While the cloud may seem at first glance to reduce or even outright eliminate some of the burdens of storing video on traditional appliances, there are several factors that many people fail to take into account when considering the cloud for their application. For example, the proliferation of high-definition cameras, which while they increased the value of video data they have also subsequently increased bandwidth demand. Most organizations simply don’t have the bandwidth capacity to support streaming hundreds or, in some cases, thousands of HD cameras, to the cloud simultaneously, which makes having some type of onsite storage solution absolutely critical.
Given the desire among many businesses and government entities in retaining video over longer periods of time for analytical and evidentiary purposes, cloud storage would seem like the perfect solution with the ability it provides organizations to scale up or down as storage needs demand. Also, with many companies now implementing “green” initiatives across the enterprise, cloud storage can help organizations eliminate the numerous servers needed to store video data, which can literally cost thousands of dollars each year to run and cool down in their IT closets.
There are a few misconceptions about cloud storage, but the most common is that it is less expensive than on-premises storage.
Bandwidth is the Achilles heel of any cloud deployment.
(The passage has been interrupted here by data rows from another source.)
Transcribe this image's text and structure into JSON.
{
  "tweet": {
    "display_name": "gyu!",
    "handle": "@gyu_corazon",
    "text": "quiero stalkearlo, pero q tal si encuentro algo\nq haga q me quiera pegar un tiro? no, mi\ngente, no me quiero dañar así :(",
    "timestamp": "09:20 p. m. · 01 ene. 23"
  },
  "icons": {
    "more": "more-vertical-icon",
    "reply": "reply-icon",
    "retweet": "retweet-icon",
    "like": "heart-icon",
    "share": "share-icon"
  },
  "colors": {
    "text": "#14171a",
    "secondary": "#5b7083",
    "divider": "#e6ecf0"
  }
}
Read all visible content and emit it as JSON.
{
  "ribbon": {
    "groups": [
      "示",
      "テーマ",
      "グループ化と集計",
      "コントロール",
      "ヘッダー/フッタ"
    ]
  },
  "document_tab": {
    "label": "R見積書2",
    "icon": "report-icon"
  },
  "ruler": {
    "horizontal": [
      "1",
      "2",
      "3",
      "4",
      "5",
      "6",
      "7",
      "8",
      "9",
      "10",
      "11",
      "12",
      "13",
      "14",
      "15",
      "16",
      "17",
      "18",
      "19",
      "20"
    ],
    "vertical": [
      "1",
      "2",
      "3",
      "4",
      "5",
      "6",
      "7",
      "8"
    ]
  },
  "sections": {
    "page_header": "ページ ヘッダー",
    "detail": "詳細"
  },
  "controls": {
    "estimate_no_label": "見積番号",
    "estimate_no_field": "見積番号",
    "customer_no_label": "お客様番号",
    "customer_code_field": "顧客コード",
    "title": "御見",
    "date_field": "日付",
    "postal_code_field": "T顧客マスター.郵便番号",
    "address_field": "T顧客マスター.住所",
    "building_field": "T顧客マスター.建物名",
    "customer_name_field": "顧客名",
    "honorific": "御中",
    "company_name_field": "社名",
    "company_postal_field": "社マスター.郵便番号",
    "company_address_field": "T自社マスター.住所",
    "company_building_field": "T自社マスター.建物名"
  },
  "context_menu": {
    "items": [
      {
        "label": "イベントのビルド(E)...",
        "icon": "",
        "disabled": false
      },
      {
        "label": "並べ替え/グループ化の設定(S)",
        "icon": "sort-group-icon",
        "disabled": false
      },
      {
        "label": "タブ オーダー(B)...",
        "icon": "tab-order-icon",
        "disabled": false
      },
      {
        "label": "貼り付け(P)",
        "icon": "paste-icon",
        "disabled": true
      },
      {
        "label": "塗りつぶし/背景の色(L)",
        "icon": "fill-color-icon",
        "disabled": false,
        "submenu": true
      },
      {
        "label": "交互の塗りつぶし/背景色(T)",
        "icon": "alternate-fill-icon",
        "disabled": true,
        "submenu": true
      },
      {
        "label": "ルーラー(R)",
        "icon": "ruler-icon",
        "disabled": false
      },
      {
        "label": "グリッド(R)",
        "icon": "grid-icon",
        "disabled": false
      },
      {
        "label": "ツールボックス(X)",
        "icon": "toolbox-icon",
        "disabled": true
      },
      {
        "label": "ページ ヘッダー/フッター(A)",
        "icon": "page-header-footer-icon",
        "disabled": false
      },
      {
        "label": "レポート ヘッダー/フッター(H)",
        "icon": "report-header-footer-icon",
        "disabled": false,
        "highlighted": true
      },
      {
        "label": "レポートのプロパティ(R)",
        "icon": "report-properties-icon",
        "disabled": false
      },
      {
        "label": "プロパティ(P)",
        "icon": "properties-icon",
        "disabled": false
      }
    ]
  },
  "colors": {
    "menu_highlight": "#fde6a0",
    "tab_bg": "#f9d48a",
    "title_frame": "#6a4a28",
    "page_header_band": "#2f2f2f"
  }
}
Although bandwidth costs have come down considerably in recent years, a big pipe and a fast switch is a necessity in order get all of that video in and out of the cloud. Quite often bandwidth requirements underestimated due to the nature of compression technology and scene complexity. Dedicated networks for surveillance require fast switches and network administration resource(s) to configure and maintain, in either case (cloud or on-premises) you still need network administration – a cost that is often overlooked. Lastly, support costs from cloud storage providers have to be factored into the equation as they are certainly not free.
Storing large volumes of ‘active’ surveillance data in the cloud doesn’t make economic sense when you start to consider the cost associated with transferring it in and out of the cloud. For short-term archiving, cloud storage may make sense if the video is exported from the VMS and used as stand-alone media files. Integrators and end users should consider how a change in retention requirements, say from 30 days to 60 days to 90 days will impact their cost. Cloud storage looks less attractive the more the data you store and the longer you need to retain it.